Agoric / agoric-sdk

monorepo for the Agoric Javascript smart contract platform
Apache License 2.0
303 stars 191 forks source link

terminate old mainnet price-feed vats #9483

Open warner opened 3 weeks ago

warner commented 3 weeks ago

What is the Problem Being Solved?

8400 identified misbehavior in the mainnet price-feed vats which caused their storage and c-list use to grow constantly over time. #8401 identified misbehavior in zoe/contract interactions that caused similar symptoms. The cause of these problems has been fixed, and these fixes will be deployed in mainnet upgrade-16, in #9370. This will upgrade Zoe to stop producing most #8401 cycles, and will introduce new price-feed vats that do not suffer from the #8400 growth.

Unfortunately that deployment will (necessarily) leave the old bloated price-feed vats in place, which will retain the troublesome storage and c-list entries (both in the price-feed vats themselves, and in the upgraded vat-zoe because of the cycles). Terminating the price-feed vats would free up that storage, but until the changes of #8928 are deployed, deleting that much data in a single step would crash the kernel, or at least cause a multi-hour -long stall.

So the task, after #8928 is deployed, is to deploy an action to the chain that will terminate the old price-feed vats.

Description of the Design

I think @Chris-Hibbert told me that Zoe retains the adminNode necessary to call E(adminNode).terminateWithFailure(), but does not expose it to the bootstrap/core-eval environment, which means a single core-eval would not be sufficient to get these vats terminated.

One option is to wait for #8687 to be deployed to mainnet (also in a chain-halting kernel upgrade), and then have the outside-the-kernel upgrade handler call controller.terminateVat() on each of these vatIDs. These two steps could happen in the same chain-halting upgrade.

Another option is to change Zoe somehow to allow governance to trigger terminateWithFailure(), and then perform governance actions to get the vats terminated. This would be better from an authority point of view, but would require more upgrade steps to get there, and might or might not fit our long-term model of how authority should be distributed.

Security Considerations

The ability to terminate a vat must be pretty closely held, as continued operation of a contract is a pretty fundamental part of what chain platform promises. #8687 is not an authority violation because it is not reachable by any vat (it must be invoked by the host application, outside the kernel entirely), but that doesn't mean it's a very comfortable superpower to exercise. It'd be nice to find a good "in-band" means to get these old vats shut down.

Scaling Considerations

We must be careful to not overload the chain. The #8928 slow-termination feature enables this, and introduces a rate limit to control how much cleanup work is allowed during each idle block. We need to carefully test and closely monitor the cleanup rate to make sure the "background work" does not cause problems with validators. We know that doing significant swingset work causes the slower validators to miss the voting window (the number of votes per block drops significantly for a block or two after non-trivial swingset runs). The cleanup parameters are chosen to keep the cleanup work down to about 100ms on my local machine, but we don't know exactly how long that will take on the slower validators. There will always be a slowest validator, and giving them work to do will always have the potential to knock them out of the pool, but we should try to avoid too much churn, especially because cleanup will be ongoing for weeks or months, and there won't be any idle blocks during that time, so they will not have the same chance to catch up as they would normally have.

If multiple vats have been terminated-but-not-deleted, #8928 only does cleanup on one vat at a time. So (in theory) it should be safe to delete all the vats at once, and the rate-limiting code will slowly crawl through all of the first vat's garbage before it eventually moves on to the second, etc. But this needs to be tested carefully.

Test Plan

We definitely need an a3p-like test to exercise whatever API we end up using.
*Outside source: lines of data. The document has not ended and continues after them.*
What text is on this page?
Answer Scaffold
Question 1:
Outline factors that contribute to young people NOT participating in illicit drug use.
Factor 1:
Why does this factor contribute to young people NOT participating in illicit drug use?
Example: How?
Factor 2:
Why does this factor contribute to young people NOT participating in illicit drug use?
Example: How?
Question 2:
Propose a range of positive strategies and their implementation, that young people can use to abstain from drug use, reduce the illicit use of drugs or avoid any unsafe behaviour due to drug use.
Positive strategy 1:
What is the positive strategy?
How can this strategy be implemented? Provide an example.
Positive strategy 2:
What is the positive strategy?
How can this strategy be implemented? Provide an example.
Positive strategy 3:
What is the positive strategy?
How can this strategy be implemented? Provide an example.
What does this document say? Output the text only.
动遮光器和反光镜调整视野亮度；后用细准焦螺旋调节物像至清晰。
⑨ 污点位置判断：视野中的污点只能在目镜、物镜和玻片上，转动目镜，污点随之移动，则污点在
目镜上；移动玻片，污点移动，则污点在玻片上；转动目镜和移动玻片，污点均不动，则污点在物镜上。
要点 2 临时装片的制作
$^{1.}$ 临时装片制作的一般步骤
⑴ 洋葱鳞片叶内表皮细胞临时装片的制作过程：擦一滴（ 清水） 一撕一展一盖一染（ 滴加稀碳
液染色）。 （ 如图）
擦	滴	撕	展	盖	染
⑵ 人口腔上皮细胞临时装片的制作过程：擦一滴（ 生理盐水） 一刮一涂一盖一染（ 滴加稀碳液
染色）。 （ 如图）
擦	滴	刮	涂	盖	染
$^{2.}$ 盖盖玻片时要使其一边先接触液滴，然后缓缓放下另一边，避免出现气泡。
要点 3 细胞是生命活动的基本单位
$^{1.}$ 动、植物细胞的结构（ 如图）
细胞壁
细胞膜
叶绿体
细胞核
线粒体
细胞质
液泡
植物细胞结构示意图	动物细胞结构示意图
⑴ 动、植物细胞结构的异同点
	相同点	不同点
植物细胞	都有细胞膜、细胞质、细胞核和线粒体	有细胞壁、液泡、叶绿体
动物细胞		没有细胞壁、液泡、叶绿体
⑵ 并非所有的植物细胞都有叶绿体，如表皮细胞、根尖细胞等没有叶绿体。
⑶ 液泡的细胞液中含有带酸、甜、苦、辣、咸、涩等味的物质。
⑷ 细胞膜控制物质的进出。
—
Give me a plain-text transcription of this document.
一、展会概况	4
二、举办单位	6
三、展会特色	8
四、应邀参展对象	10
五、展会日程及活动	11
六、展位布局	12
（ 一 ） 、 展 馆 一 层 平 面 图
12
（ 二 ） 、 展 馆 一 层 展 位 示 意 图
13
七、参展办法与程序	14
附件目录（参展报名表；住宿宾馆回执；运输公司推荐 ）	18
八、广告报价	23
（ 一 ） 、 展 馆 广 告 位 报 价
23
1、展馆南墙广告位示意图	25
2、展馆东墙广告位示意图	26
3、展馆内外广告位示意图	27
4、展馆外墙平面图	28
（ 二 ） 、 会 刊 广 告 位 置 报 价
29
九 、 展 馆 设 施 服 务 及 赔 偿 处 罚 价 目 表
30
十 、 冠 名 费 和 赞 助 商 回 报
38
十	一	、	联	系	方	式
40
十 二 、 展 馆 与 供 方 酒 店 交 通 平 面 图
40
In addition, we need to find some way to simulate and measure the actual rate-limiting. I intend to experiment with mainfork-based clones of the mainnet state, and deploy some hacked up version of this ticket, to watch how cleanup unfolds on real mainnet-sized data.

Upgrade Considerations

this is all about performing a chain upgrade to trigger this deletion

### Tasks
- [ ] https://github.com/Agoric/agoric-sdk/pull/8682
- [ ] https://github.com/Agoric/agoric-sdk/pull/9227
- [ ] https://github.com/Agoric/agoric-sdk/pull/9253
Chris-Hibbert commented 3 weeks ago

I think @Chris-Hibbert told me that Zoe retains the adminNode necessary to call E(adminNode).terminateWithFailure(), but does not expose it to the bootstrap/core-eval environment,

Zoe has it, and uses it to terminate in various circumstances, to return the done() promise, and a few other things, but it doesn't provide access to it externally. Zcf has it, so the contract can terminate itself. Zoe doesn't have any way to recognize a governor, so it can't provide access, but the contractGovernor inside the contract has access to ZCF.

We ought to be able to (in the future) give governance the ability to terminate the contract, but existing contracts would require both their governor and the contract to be upgraded to take advantage of this.